We completed a fair amount of folder-level digitization in recent years, especially between 2011-2014 as part of a collaborative TRLN Large-Scale Digitization IMLS grant project. That initiative allowed us to experiment with shifting gears to get more digitized content online efficiently. We succeeded in that goal, however, those objects unfortunately never became accessible or discoverable outside of their lengthy, text-heavy archival collection guides (finding aids). They also lacked useful features such as zooming, downloading, linking, and syndication to other sites like DPLA. They were digital collections, but you couldn’t find or view them when searching and browsing digital collections.

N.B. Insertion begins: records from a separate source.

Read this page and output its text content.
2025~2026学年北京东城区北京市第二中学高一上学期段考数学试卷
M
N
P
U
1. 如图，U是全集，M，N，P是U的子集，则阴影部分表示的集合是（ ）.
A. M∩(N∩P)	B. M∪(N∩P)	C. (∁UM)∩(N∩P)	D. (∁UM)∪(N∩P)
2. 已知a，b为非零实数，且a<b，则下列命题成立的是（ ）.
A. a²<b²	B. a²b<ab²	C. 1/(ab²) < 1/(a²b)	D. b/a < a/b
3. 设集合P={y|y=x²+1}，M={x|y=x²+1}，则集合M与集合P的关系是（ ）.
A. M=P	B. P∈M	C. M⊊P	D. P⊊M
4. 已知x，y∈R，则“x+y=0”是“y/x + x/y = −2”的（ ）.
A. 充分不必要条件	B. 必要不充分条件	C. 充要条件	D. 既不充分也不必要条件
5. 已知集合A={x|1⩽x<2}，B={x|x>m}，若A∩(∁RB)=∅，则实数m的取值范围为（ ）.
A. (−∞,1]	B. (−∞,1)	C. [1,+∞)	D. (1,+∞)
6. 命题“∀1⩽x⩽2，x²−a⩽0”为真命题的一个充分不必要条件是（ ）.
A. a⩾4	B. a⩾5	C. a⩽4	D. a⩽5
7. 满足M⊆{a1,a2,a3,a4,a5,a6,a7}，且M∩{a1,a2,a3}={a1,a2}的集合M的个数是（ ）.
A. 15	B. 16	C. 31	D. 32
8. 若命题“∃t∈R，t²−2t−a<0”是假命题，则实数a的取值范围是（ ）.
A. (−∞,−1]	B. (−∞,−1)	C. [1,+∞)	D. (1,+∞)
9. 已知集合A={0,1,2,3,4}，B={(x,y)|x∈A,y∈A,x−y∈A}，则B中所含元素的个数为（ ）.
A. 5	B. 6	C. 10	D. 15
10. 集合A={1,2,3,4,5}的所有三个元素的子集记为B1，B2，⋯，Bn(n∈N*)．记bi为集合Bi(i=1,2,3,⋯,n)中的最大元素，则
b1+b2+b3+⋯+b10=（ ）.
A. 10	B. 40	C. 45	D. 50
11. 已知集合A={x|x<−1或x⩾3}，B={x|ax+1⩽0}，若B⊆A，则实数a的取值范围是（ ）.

Many of this week’s newly launched collections are composed of these digitized folders that were previously siloed off in finding aids. Now they’re finally fully integrated for preservation, discovery, and access alongside our other digital collections in the DDR. They remain viewable from within the finding aids and we link between the interfaces to provide proper context.
Keyboard Nav & Rotation
Two things are bound to increase when digitizing manuscripts en masse at the folder level: 1) the number of images present in any given “item” (folder); 2) the chance that something of interest within those pages ends up oriented sideways or upside-down. We’ve improved the UI a bit for these cases by adding full keyboard navigation and rotation options.
Conclusion
Duke Libraries’ digitization objectives are ambitious. Especially given both the quality and quantity of distinctive, world-class collections in the David M. Rubenstein Library, there’s a constant push to: 1) Go Faster, 2) Do More, 3) Integrate Everything, and 4) Make Everything Good. These needs are often impossibly paradoxical. But we won’t stop trying our best. Our team’s accomplishments this week feel like a positive step in the right direction.